HIDROJENE PALM STEARIN - ALEM 07 RH
HIDROJENE PALM STEARIN

Hidrogenated Palm Stearin
Hidrogenated Palm Stearin is a type of fat derived from palm oil that has undergone a hydrogenation process. This process involves the addition of hydrogen to the oil, which transforms its chemical structure, resulting in a more solid fat at room temperature.
Characteristics
Physical State: Solid at room temperature.
Color: Typically white to off-white.
Texture: Creamy and smooth.
Melting Point: Higher melting point compared to non-hydrogenated oils.
Uses
Food Industry: Commonly used in margarine, shortening, and various baked goods.
Cosmetics: Utilized in creams and lotions for its emollient properties.
Industrial Applications: Used in the production of candles and soaps.
Benefits
Stability: Improved shelf life and resistance to oxidation.

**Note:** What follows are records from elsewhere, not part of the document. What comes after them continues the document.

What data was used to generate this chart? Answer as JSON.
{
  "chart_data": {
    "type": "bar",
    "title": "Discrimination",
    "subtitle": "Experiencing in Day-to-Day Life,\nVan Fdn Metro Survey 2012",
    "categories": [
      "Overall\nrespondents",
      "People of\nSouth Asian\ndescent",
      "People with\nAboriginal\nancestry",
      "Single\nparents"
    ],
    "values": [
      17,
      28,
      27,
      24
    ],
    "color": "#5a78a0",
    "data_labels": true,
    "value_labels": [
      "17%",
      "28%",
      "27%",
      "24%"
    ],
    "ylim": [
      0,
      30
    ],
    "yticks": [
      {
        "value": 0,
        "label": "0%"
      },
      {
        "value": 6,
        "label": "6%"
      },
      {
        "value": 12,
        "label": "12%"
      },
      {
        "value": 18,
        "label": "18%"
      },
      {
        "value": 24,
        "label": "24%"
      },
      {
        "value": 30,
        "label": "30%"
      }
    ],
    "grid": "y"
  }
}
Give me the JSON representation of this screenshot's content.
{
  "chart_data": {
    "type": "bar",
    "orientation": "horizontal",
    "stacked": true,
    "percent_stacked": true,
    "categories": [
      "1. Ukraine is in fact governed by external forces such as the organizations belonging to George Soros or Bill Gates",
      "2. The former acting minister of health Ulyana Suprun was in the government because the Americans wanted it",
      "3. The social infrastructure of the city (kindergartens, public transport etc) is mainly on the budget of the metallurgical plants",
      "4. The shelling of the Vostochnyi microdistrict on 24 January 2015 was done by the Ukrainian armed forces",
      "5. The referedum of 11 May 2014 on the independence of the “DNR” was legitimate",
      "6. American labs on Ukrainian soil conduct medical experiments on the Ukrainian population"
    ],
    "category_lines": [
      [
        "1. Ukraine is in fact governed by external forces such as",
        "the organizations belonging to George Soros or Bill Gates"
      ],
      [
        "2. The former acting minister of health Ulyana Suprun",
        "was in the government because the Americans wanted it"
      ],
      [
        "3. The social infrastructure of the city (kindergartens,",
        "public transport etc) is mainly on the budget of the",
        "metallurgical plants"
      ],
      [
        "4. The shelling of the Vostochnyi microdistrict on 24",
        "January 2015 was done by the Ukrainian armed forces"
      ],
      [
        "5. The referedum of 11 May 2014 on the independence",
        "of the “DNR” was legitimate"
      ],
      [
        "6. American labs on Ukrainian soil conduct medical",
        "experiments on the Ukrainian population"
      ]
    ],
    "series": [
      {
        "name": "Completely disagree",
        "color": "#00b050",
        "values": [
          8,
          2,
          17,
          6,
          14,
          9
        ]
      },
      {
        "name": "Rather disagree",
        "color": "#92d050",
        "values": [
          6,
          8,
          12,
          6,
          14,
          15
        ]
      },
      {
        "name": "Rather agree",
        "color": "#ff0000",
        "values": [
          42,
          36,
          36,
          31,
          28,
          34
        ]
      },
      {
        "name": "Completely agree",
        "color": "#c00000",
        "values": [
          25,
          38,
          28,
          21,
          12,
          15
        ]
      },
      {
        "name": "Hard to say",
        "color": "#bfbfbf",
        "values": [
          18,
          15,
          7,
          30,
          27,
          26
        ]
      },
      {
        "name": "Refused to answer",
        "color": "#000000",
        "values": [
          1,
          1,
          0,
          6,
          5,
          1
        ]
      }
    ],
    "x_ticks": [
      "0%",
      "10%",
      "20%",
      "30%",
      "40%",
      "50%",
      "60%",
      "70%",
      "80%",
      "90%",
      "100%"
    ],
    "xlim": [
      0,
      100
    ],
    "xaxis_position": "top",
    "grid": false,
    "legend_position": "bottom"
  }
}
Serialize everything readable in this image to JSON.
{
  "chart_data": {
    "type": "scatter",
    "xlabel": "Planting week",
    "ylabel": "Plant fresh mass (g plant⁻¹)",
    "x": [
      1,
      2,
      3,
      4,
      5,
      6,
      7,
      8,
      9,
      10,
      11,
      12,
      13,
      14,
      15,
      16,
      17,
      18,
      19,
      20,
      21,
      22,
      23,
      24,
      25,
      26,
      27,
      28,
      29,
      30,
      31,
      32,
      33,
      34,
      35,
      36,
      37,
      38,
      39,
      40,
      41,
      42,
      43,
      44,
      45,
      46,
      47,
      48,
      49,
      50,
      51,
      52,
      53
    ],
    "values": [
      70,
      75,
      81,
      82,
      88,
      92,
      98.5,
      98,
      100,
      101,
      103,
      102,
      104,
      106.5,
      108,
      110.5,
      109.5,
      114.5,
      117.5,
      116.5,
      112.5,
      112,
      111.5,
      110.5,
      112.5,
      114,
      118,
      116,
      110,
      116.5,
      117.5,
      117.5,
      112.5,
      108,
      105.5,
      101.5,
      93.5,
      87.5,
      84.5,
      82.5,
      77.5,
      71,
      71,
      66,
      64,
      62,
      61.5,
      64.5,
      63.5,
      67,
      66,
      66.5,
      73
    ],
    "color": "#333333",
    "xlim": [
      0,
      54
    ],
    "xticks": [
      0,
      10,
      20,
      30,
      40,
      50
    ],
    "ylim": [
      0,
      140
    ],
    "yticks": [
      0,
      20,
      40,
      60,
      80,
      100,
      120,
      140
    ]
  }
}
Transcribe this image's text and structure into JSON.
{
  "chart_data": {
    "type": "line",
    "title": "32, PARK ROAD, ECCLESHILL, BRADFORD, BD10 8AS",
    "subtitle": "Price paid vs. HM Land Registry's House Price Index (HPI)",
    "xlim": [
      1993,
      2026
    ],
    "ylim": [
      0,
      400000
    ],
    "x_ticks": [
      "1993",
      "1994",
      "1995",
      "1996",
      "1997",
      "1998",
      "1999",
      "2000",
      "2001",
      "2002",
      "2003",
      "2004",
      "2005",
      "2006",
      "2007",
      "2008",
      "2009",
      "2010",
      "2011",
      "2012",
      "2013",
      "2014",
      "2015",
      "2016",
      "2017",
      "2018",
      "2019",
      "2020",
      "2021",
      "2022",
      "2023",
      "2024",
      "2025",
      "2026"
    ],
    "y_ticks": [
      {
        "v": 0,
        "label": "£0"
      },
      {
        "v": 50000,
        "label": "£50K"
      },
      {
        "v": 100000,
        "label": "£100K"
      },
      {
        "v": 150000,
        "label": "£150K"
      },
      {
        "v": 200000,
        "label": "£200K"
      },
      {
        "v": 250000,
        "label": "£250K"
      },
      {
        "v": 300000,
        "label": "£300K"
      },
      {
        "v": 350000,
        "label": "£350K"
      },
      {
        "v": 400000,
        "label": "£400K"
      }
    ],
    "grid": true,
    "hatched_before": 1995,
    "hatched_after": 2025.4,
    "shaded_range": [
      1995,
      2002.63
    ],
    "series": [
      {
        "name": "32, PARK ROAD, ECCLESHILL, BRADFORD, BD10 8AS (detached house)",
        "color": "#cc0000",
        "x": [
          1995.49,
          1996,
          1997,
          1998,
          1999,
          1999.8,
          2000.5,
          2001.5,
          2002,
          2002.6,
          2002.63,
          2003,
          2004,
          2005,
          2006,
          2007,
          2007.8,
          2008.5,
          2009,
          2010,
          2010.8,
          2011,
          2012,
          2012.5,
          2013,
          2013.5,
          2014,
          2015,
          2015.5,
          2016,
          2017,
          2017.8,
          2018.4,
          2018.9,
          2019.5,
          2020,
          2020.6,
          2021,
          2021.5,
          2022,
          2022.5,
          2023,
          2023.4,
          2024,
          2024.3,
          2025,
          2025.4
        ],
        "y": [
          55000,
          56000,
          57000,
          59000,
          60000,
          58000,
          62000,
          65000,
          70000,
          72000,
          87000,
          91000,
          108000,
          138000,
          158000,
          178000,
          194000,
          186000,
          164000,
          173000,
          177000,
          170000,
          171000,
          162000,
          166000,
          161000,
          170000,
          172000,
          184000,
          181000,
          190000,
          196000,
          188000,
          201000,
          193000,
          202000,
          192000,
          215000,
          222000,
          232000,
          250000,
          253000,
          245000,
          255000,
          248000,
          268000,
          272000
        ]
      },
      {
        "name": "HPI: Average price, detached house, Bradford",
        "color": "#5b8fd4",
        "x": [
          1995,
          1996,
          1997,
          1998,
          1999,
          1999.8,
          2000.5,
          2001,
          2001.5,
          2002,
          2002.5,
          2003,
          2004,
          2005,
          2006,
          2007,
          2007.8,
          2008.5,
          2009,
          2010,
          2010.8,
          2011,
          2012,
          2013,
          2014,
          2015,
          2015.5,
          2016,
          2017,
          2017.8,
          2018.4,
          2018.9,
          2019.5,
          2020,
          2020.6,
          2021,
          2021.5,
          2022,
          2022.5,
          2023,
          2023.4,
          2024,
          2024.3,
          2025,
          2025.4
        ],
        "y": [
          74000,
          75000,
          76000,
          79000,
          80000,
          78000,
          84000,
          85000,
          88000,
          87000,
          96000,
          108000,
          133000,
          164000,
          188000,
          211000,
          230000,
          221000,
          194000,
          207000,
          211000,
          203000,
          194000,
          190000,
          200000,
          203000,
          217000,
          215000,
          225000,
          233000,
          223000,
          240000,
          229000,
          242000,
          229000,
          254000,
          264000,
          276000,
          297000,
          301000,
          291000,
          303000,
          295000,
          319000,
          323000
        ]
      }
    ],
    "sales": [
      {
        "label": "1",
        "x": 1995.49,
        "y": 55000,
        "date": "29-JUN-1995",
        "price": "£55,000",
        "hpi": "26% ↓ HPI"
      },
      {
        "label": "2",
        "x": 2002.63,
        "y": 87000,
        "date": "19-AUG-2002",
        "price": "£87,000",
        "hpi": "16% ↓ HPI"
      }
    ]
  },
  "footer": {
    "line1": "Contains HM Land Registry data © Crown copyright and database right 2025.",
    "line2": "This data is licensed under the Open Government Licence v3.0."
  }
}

Texture Improvement: Enhances the texture of food products.
Versatility: Can be used in a wide range of applications across different industries.
Considerations
Health Concerns: Consumption of hydrogenated fats has been linked to health issues, such as trans fat formation.
Sustainability: Sourcing of palm oil raises environmental concerns, including deforestation and habitat destruction.
Overall, Hidrogenated Palm Stearin is a versatile ingredient with various applications, but its use should be balanced with considerations regarding health and environmental impact.